I haven't read the book, but it sounds like the answer may be there.
My impression/speculation is that prefixing functions comes from the historical process turning prose into notation. You start with “sine of a” and that eventually becomes “sin a”, etc. Later the idea of a generic f(x) was from the early 18th century.
The spatial organization of written matrix notation is directly lifted from the way people wrote systems of simultaneous linear equations. Just take the variables out and put all of the numbers in a grid.
The subject is poorly taught imho. It's used for almost everything and yet most instruction focus on the matrix and vector operations without tying it to other things.
It's not as though there are no YouTube millionaires, after all.
Determinants, yes. Matrices, no. Matrices were originally invented by Arthur Cayley as a formalism for describing linear transformations.

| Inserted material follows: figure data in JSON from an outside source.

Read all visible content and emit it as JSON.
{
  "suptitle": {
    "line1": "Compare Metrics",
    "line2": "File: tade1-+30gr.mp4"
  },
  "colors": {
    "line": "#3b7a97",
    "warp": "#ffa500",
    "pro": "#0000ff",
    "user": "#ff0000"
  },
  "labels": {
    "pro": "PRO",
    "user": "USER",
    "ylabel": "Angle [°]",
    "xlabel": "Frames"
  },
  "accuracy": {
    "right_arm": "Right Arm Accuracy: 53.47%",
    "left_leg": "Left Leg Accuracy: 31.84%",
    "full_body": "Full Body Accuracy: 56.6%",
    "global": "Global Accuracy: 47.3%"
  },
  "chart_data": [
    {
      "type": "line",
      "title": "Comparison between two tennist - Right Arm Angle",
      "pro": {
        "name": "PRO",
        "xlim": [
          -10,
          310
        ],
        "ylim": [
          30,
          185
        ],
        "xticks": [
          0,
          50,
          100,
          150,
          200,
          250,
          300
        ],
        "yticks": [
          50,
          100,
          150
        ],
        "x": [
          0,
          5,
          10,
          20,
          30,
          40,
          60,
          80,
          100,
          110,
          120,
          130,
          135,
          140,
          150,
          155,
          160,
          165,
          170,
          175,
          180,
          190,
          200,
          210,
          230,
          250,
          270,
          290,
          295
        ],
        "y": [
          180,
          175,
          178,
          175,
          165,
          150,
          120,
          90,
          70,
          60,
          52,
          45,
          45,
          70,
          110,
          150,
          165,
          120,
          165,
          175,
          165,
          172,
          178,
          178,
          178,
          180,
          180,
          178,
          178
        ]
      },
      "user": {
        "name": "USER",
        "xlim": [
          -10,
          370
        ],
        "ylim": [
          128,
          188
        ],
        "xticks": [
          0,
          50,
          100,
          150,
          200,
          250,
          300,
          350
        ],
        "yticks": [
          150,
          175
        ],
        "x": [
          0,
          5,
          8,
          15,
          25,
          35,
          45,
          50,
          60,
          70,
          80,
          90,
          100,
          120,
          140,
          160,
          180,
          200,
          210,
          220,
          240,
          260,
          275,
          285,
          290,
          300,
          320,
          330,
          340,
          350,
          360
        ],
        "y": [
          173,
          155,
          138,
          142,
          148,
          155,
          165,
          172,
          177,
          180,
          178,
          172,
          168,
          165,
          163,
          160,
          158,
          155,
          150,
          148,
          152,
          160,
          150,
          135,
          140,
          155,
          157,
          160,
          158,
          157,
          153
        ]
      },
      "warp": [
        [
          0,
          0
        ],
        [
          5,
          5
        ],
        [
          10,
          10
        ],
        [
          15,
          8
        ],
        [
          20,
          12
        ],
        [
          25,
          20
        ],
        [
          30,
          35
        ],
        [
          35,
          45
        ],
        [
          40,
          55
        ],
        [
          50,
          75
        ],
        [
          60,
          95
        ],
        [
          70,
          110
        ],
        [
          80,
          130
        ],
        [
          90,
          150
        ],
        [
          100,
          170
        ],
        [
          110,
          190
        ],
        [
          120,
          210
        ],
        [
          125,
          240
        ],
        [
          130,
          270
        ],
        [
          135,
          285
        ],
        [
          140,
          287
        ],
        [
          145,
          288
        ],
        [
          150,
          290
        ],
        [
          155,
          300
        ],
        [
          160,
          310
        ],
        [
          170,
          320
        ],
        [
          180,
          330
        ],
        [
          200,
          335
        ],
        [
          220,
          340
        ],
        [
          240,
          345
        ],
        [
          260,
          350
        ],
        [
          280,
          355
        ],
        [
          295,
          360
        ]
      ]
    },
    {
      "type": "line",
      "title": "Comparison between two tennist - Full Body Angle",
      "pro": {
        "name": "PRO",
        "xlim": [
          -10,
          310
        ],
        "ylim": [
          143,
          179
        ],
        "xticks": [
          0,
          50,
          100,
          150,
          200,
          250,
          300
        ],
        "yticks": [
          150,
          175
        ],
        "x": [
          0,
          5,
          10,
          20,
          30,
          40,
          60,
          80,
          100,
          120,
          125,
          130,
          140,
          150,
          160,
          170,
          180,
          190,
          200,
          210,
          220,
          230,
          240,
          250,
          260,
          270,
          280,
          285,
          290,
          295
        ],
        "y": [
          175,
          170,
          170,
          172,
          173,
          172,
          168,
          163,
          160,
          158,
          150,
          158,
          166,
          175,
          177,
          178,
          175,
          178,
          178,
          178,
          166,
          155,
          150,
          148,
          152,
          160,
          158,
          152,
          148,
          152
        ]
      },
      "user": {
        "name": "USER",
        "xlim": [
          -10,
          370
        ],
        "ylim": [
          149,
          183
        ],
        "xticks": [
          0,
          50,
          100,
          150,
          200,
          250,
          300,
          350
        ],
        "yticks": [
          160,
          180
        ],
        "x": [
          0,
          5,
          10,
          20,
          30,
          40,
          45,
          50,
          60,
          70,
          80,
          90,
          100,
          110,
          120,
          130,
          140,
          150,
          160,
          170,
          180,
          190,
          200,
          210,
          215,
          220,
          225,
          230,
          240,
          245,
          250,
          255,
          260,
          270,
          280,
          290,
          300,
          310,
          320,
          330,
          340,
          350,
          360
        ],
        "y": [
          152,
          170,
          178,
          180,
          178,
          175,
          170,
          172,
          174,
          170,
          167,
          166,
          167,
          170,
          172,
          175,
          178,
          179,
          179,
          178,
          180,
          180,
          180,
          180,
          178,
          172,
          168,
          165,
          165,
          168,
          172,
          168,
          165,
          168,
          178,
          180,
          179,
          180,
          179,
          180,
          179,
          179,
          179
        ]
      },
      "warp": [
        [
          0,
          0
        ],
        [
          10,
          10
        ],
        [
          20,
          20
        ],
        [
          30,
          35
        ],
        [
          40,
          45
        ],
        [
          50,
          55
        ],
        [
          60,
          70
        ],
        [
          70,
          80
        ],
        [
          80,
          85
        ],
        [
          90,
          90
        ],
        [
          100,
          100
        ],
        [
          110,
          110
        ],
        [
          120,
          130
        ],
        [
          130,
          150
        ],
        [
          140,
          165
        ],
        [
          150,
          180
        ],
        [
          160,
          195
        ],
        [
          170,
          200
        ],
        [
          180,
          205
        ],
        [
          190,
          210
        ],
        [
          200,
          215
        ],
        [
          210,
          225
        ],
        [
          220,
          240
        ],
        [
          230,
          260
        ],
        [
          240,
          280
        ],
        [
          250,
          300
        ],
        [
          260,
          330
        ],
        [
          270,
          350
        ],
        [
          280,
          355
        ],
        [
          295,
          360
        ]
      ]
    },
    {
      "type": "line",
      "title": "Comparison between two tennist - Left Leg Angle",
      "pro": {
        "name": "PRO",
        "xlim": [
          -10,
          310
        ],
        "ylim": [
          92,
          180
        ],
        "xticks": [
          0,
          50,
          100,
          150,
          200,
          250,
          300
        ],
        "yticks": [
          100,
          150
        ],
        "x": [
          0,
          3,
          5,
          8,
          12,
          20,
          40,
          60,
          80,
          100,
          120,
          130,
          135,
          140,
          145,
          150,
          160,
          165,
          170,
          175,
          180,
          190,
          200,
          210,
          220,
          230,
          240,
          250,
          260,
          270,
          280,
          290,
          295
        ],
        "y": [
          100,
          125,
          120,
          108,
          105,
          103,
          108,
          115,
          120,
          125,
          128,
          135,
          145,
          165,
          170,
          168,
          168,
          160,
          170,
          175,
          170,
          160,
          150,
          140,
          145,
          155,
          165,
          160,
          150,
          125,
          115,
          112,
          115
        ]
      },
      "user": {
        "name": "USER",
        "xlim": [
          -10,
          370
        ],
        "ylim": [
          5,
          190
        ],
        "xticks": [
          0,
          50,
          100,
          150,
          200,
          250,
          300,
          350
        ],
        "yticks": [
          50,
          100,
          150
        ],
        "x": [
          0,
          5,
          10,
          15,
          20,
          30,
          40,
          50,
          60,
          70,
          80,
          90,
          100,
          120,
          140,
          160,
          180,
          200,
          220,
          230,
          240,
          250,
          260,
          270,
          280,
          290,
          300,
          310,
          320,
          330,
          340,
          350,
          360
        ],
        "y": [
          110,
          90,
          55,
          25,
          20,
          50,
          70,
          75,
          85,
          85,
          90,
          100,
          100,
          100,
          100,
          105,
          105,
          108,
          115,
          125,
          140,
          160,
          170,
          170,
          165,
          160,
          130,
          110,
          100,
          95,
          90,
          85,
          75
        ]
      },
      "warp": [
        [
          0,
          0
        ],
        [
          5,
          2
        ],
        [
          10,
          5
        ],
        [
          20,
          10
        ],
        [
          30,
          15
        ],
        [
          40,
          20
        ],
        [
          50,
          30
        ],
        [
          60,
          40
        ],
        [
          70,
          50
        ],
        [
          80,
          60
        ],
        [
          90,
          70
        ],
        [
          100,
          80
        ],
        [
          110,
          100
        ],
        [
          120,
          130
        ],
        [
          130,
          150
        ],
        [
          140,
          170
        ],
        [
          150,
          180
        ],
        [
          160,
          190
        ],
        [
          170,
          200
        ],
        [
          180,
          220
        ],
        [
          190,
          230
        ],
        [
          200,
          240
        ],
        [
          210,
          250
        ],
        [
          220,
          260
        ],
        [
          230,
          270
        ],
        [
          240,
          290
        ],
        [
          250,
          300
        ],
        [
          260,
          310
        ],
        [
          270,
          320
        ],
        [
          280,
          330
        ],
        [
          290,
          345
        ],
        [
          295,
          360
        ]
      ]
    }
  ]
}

Mathematicians making historical claims ought to cite their sources. Mathematicians should also define what their terms mean, otherwise it's not clear what they're saying. I'm defining matrices as a certain number system which supports operations called "plus" and "times" (for the pedants, a preadditive category).
[edit]
Secondary sources: If we look here [1], matrices were invented in parallel by Sylvester and Cayley. Cayley invented the notion of a linear transformation first (1845), and in parallel Sylvester developed a notion of "matrix" to study determinants (1850), and then Cayley finally combined the two ideas to form the modern matrix algebra (1858). Therefore the claim that matrices are older than their modern perspective in terms of vectors and transformations isn't true.